Council Vote for Good Health May Weaken Business at Groceries in Poor Neighborhoods
By RAY RIVERA - New York Times- February 28, 2008
By RAY RIVERA - New York Times- February 28, 2008
They are fixtures of New York City life: sidewalk peddlers and the grocers who try to shoo them away from their storefronts. The City Council grudgingly added to that time-honored clash on Wednesday, approving a bill that will increase the number of fruit and vegetable carts in the city’s poor neighborhoods.
The Council voted 37 to 9 in favor of the measure, despite intense lobbying from independent supermarkets, bodegas and greengrocers who said the bill would steal their customers without increasing demand for fresh produce.
The final tally belied the division among council members over the bill and came only after a series of compromises, including a sharp reduction in the number of sidewalk vendors that would be licensed and a slight cut to the number of neighborhoods in which they may operate.
Mayor Michael R. Bloomberg and Council Speaker Christine C. Quinn proposed the measure in December in an effort to increase the supply of fruits and vegetables in neighborhoods with high rates of obesity, diabetes and other health problems.
In was the latest in a series of initiatives by the administration — including a 2006 ban on trans fats and an ongoing fight to make chain restaurants post calorie counts on their menus — to make New York City healthier.
This latest bill focuses on neighborhoods like Bedford-Stuyvesant, Bushwick and Harlem, where a paucity of supermarkets makes many residents rely on bodegas for food purchases.
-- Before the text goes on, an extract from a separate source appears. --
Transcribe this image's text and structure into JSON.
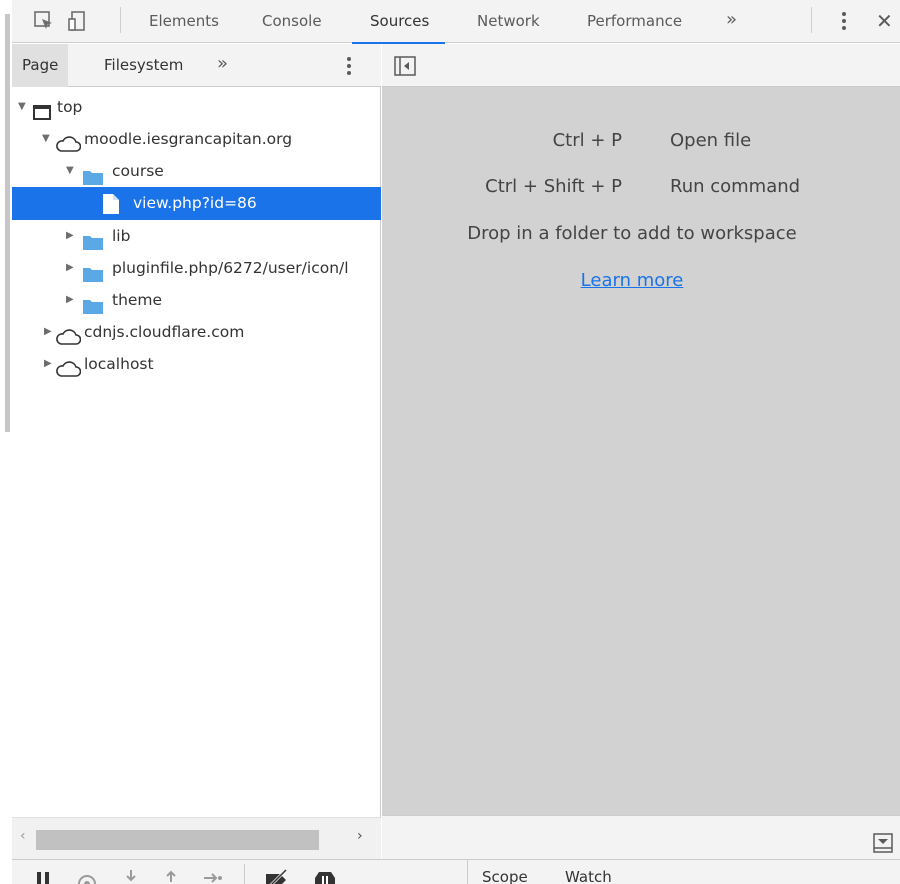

A 2006 health department survey found that only 20 to 40 percent of bodegas in those neighborhoods carried apples, oranges and bananas and that only 2 to 6 percent stocked leafy green vegetables.
“Our bill targets neighborhoods where existing businesses have been unable to fully bridge the health gap and sell fruits and vegetables,” Ms. Quinn said, adding that the bill would help save lives.
The measure had the backing of antihunger and child-advocacy groups, and when it was introduced it appeared to have strong support on the Council. But support began to waver amid heavy lobbying from the retail food industry, leading to a flurry of late changes and compromises.
Among them, the administration reduced the number of carts from 1,500 to 1,000 and dropped 9 of the 43 police precincts in which the vendors would be allowed to operate. One of those precincts dropped, the 50th in the Bronx, which includes Riverdale and Kingsbridge, where there are already numerous neighborhood grocers that offer fresh produce, was crucial to winning the swing vote of Councilman Oliver Koppell in moving the bill out of committee.
Mr. Koppell, one of the bill’s original sponsors, expressed the concerns of many council members when they learned that neighborhoods were targeted based on consumption rather than supply. Put simply, neighborhoods where more than 15 percent of residents said they had not eaten fruits or vegetables in the last 24 hours made the list, regardless of how many area stores offered fresh produce.
“I think it’s important to have these green carts where supply is really not available, and it’s hard to say whether these consumption numbers are the best way of gauging this or not,” Mr. Koppell said.
Sung Soo Kim, president of the Korean-American Small Business Service Center of New York, said he applauded the spirit of the measure. “It’s the execution that’s wrong,” he said. He and other industry advocates said the city should identify neighborhoods where fresh fruits and vegetables were not available before deciding where to place vendors.
Mr. Kim added that the bill was unfair to Korean-American vendors who since the 1970s have become part of the fabric of the city, selling fruits and vegetables in low-income and high-crime neighborhoods where other businesses often hesitate to go. Korean-Americans make up about 1,200 of the city’s nearly 2,300 greengrocers, Mr. Kim said.
Councilman John C. Liu of Queens, who led a protest by 100 Korean-American business owners at City Hall on Monday, urged that the concept be tested with one or two vendors to see if demand increased.
“Where do we have an example where increasing supply actually increases demand?” Mr. Liu said. “That is backwards voodoo economics. It doesn’t work.”
Dr. Thomas R. Frieden, the city’s health commissioner, said that consumption data was used because it was reliable and available. Compiling reliable data on retailers that sell a proper variety of quality fruits and vegetables, at affordable prices, was much more complex, he said.
The consumption data also corresponded to maps showing neighborhoods with the highest rates of obesity and diabetes.
“This is not going to end the obesity epidemic,” Dr. Frieden said, “but it is an important step to increase access to healthy food in the communities that need it most.”